University is on the Case for Police Institute
University Will Research Crime Deterrence, Prepare Law Enforcement Leaders
UT Dallas will fill key research and training roles in the crime-fighting work of the W.W. Caruth Jr. Dallas Police Institute, plans for which were detailed Tuesday.
Criminology researchers at the University will study a wide variety of police staffing and crime issues for the institute. The University’s doctoral criminology program will also attract the next generation of police administrators seeking to further their education.
The institute will be housed on the new Dallas campus of the University of North Texas. It was made possible by a $9.5 million grant from the W.W. Caruth Jr. Foundation at the Communities Foundation of Texas.
“Police departments typically aren’t the beneficiaries of major philanthropic gifts like this, especially as a direct investment in our officers,” said Dallas Police Chief David Kunkle. “Growing the department requires recruiting, training and retaining the best and brightest officers we can. This institute will help us develop the most effective, up-to-date force in the nation.”
The institute is designed to educate and train Dallas Police Department leaders to confront their city’s crime issues. It will also seek to develop innovative policing strategies to serve as models for other cities.
The idea for the W.W. Caruth Jr.
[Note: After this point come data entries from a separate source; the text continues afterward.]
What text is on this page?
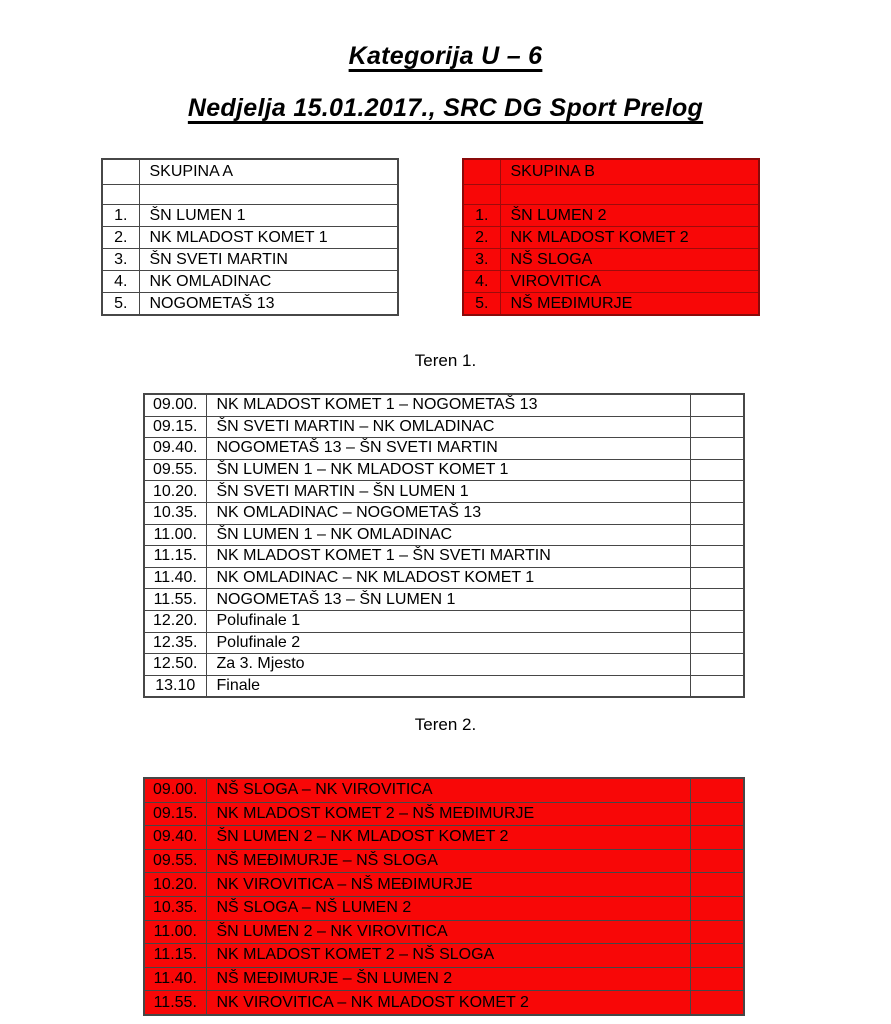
Kategorija U – 6
Nedjelja 15.01.2017., SRC DG Sport Prelog
	SKUPINA A

1.	ŠN LUMEN 1
2.	NK MLADOST KOMET 1
3.	ŠN SVETI MARTIN
4.	NK OMLADINAC
5.	NOGOMETAŠ 13
	SKUPINA B

1.	ŠN LUMEN 2
2.	NK MLADOST KOMET 2
3.	NŠ SLOGA
4.	VIROVITICA
5.	NŠ MEĐIMURJE
Teren 1.
09.00.	NK MLADOST KOMET 1 – NOGOMETAŠ 13	
09.15.	ŠN SVETI MARTIN – NK OMLADINAC	
09.40.	NOGOMETAŠ 13 – ŠN SVETI MARTIN	
09.55.	ŠN LUMEN 1 – NK MLADOST KOMET 1	
10.20.	ŠN SVETI MARTIN – ŠN LUMEN 1	
10.35.	NK OMLADINAC – NOGOMETAŠ 13	
11.00.	ŠN LUMEN 1 – NK OMLADINAC	
11.15.	NK MLADOST KOMET 1 – ŠN SVETI MARTIN	
11.40.	NK OMLADINAC – NK MLADOST KOMET 1	
11.55.	NOGOMETAŠ 13 – ŠN LUMEN 1	
12.20.	Polufinale 1	
12.35.	Polufinale 2	
12.50.	Za 3. Mjesto	
13.10	Finale	
Teren 2.
09.00.	NŠ SLOGA – NK VIROVITICA	
09.15.	NK MLADOST KOMET 2 – NŠ MEĐIMURJE	
09.40.	ŠN LUMEN 2 – NK MLADOST KOMET 2	
09.55.	NŠ MEĐIMURJE – NŠ SLOGA	
10.20.	NK VIROVITICA – NŠ MEĐIMURJE	
10.35.	NŠ SLOGA – NŠ LUMEN 2	
11.00.	ŠN LUMEN 2 – NK VIROVITICA	
11.15.	NK MLADOST KOMET 2 – NŠ SLOGA	
11.40.	NŠ MEĐIMURJE – ŠN LUMEN 2	
11.55.	NK VIROVITICA – NK MLADOST KOMET 2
Dallas Police Institute came out of research by the nonprofit Rand Corp., which was hired in 2006 to study best policing practices and identify the optimal strategies for investing in the department. Rand interviewed Dallas Police staff members and reviewed available training opportunities locally and nationally.
Currently, the DPD only provides in-house training through the level of sergeant. Once an officer is promoted to the rank of lieutenant, available external training programs to help officers develop leadership skills are scarce. The institute will offer at least one 10-week mid-level management course, two four-week supervisory courses and one five-day executive seminar annually for police officers.
The institute also will function as a research facility by providing a forum for the department to solve complex management problems through discussions between police and university scholars. By comparing and measuring the effects of different crime fighting approaches, it can serve as a laboratory to evaluate new techniques and tactics.
The institute is set to begin operations March 1, 2008.